By protecting some of the jaguars' most important habitat, we're opening the possibility that these cats may find their way north from Mexico either on their own or with help from people, forming a population of jaguars in the United States for the first time in decades.
This post was published on the now-closed HuffPost Contributor platform. Contributors control their own work and posted freely to our site. If you need to flag this entry as abusive, send us an email.

Jaguars once roamed vast swaths of the American Southwest and parts of Texas and Louisiana.

But, like nearly all big predators, they had a hard time surviving the onslaught of humanity. As settlement moved west, forests were cleared and wetlands were drained and jaguars lost some of their most important habitat. Still more were killed out of fear for livestock.

The last female jaguar in the United States was shot and killed in Arizona in 1963. For a long time, it was thought they might never return.

But jaguars are persistent survivors, especially if we give them a chance.

That's why it was so important this month that the U.S. Fish and Wildlife Service protected nearly 1,200 square miles as "critical habitat" for jaguars in New Mexico and Arizona. This step, which comes nearly 17 years after jaguars were protected under the U.S. Endangered Species Act, should be a pivotal point for returning jaguars to the American landscape.

By protecting some of the jaguars' most important habitat, we're opening the possibility that these cats may find their way north from Mexico either on their own or with help from people, forming a population of jaguars in the United States for the first time in decades.

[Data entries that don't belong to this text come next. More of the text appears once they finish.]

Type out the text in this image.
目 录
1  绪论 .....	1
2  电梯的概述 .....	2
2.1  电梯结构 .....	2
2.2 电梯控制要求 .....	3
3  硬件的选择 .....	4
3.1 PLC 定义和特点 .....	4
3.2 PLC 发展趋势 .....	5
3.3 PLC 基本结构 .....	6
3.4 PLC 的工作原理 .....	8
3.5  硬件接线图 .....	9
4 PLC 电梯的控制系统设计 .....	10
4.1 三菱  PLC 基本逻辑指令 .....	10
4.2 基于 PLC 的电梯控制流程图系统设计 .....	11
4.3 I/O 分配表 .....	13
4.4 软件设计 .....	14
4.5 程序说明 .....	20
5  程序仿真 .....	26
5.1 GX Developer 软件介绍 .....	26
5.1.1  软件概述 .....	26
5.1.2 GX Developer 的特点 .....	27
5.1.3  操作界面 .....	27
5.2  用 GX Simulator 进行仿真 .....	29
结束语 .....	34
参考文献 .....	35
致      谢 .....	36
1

They belong here and deserve a shot at survival. Jaguars, the world's third-largest cats after tigers and lions, evolved in North America before colonizing the jungle habitats of South America. Ruthless and ignorant government sponsored programs to shoot, trap and poison predators across the American landscape wiped out the last jaguars from the United States.

The government has been slow to respond to the jaguars' plight, and indeed Endangered Species Act protection and critical habitat designation wouldn't have happened without lawsuits by the Center for Biological Diversity, where I work.

But we have a chance now to reverse that legacy, to write a new chapter for jaguars that's no longer indifferent to their suffering or their absence.

Endangered species with protected critical habitat are more than twice as likely to be recovering as those without. In the case of the jaguar there are some key areas left out of the new habitat protections - namely in the rugged headwaters of New Mexico's Gila River and along Arizona's Mogollon Rim -- but this is a good start.

Today, we know there is at least one jaguar living in the United States. He's been photographed repeatedly by motion-sensor cameras in the Santa Rita Mountains near Tucson, Ariz. (If you haven't seen these amazing photos, check them out here.) Incidentally, that's the same area where the Rosemont mine -- a massive open-pit copper mine -- is being proposed.

This male, and the places where he roams, must be protected. We've taken a step toward ensuring his survival and, hopefully, ultimately building a thriving population of jaguars in the United States once more. These great cats deserve nothing less.